Прибавлю еще, что именно восторг от рисунков Шнорра, от чудесной гармонии, коей исполнены эти несложные, но местами полные драматизма композиции, восторг от всего их духа, действительно святая искренность этого памятника искусства много значили в выработке моих эстетических запросов и убеждений. В частности, я через Шнорра подошел к немецким романтикам – к Швинду и Людвигу Рихтеру, а также и к прерафаэлитам и к нашему Александру Иванову. Благодаря Шнорру я получил некоторое мерило, которое и до сих пор вовсе не утратило своего значения, несмотря на все то пестрое и частью весьма смущающее, чем постепенно загромоздилась моя художественная память и самая моя «художественная совесть».

 

Как во всякой образцовой школе, так и в киндергартене госпожи Вертер преподавались еще два предмета: уроки рисования и уроки танцев. Рисованию учил художник Лемох, танцам – известный балетный артист Стуколкин. Однако как преподаватели ни тот, ни другой никуда не годились, и, во всяком случае, я от их уроков не почерпнул ровно никакой пользы. Лемох был тихим, скромным господином, он говорил еле слышным голосом и позволял нам на своих довольно редких уроках шалить и баловаться сколько нам угодно.

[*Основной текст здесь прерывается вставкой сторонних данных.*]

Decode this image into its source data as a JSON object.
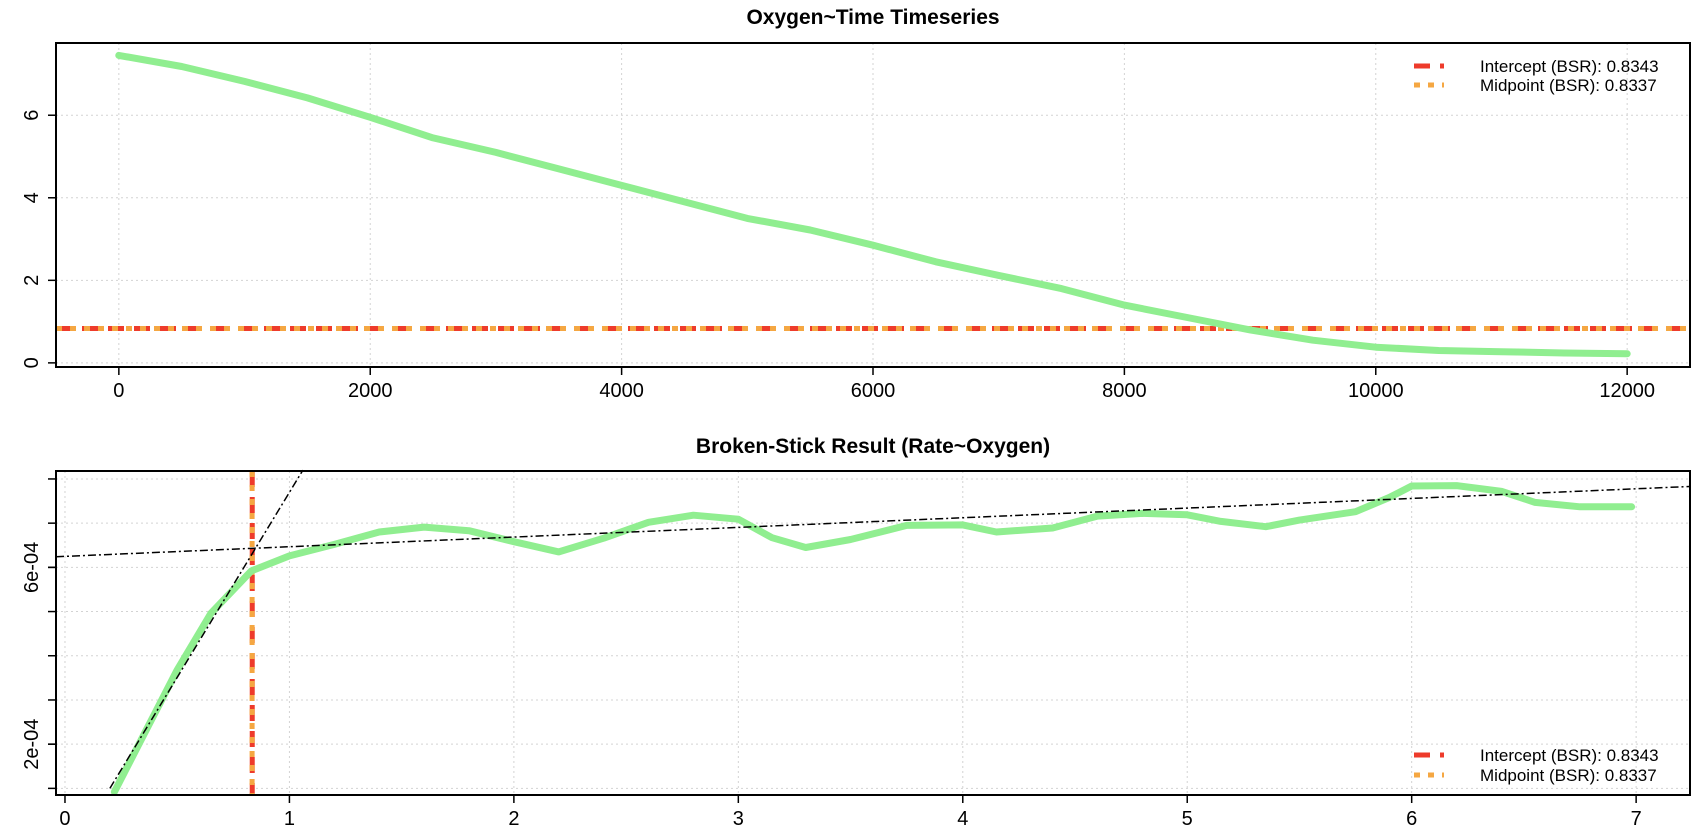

И одет он был как‑то тускло во все серенькое, однако не без изысканности, бородка же у него была жиденькая. Мне нравился, впрочем, грустный взор Лемоха, да и вся его ласковость. Значительный ореол сообщало Лемоху то, что он был участником передвижных выставок, и особенно, что он давал уроки детям наследника цесаревича (в том числе и старшему его сыну, будущему императору Николаю II).

Бестолковым учителем был и милейший Стуколкин. Возможно, что в Театральном училище, где жили прочно установившаяся система и весьма почтенные традиции, где он должен был подчиняться раз установленной программе, его уроки приносили пользу: возможно, что и как преподаватель салонных танцев Стуколкин умел показать, как надо танцевать кадриль, вальс, польку и мазурку. Но в киндергартене он занимался не этим, а час, посвященный уроку, целиком уходил на то, что мы, расставленные в шашечном порядке, без конца шаркали то одной ногой, то другой, и это под гнусавые, убийственно печальные звуки скрипочки, на которой пиликал всюду сопровождавший его унылый господин в очень поношенном сюртуке. Сам же Стуколкин был с утра одет с иголочки во фрак, а некрасивое, на клоунское похожее его лицо было гладко выбрито. Когда он замечал, что наше шарканье теряет и последнюю степень энергии, он делал перерыв, и этого мы ждали с особым интересом, так как тогда он устраивал нам род спектакля. Корча самые уморительные рожи, он показывал, как не нужно танцевать, и в этой гротескной имитации он доходил до виртуозности. Смеялись до упаду не только мы, малыши, но и заходившие в зал разные тети с самой Евгенией Аристовной во главе. Оставался печально‑равнодушным один только музыкант, которому, видно, давно успели надоесть эти обезьяньи штучки своего патрона. (Мне вспоминается аналогичный случай «преподавательского смехотворчества». Такие же взрывы неудержимого хохота вызывал в казенной гимназии, куда я поступил в 1880 году, наш учитель чистописания господин Шнель. Казалось бы, что может быть скучнее, нежели уроки ныне все более пренебрегаемого художества каллиграфии, однако Шнель обладал, несомненно, настоящим даром карикатуриста, и этот дар проявлялся не в каких‑либо шаржах на людей, а в гениально карикатурных претворениях букв. Шнель рисовал их на доске в громадную величину. Делал он это с похвальной целью присрамить нерадевших или неумелых и показать, как надо рисовать. Нарисует он какое‑либо уморительное Б или Щ и тут же рядом изобразит с изумительным совершенством те же Б или Щ уже в идеальном преображении – просто неописуемыми красавицами. Увы, и его уроки остались для меня лично совершенно бесплодными. Корявый почерк выработался у меня очень рано, и таким же корявым он и остался.)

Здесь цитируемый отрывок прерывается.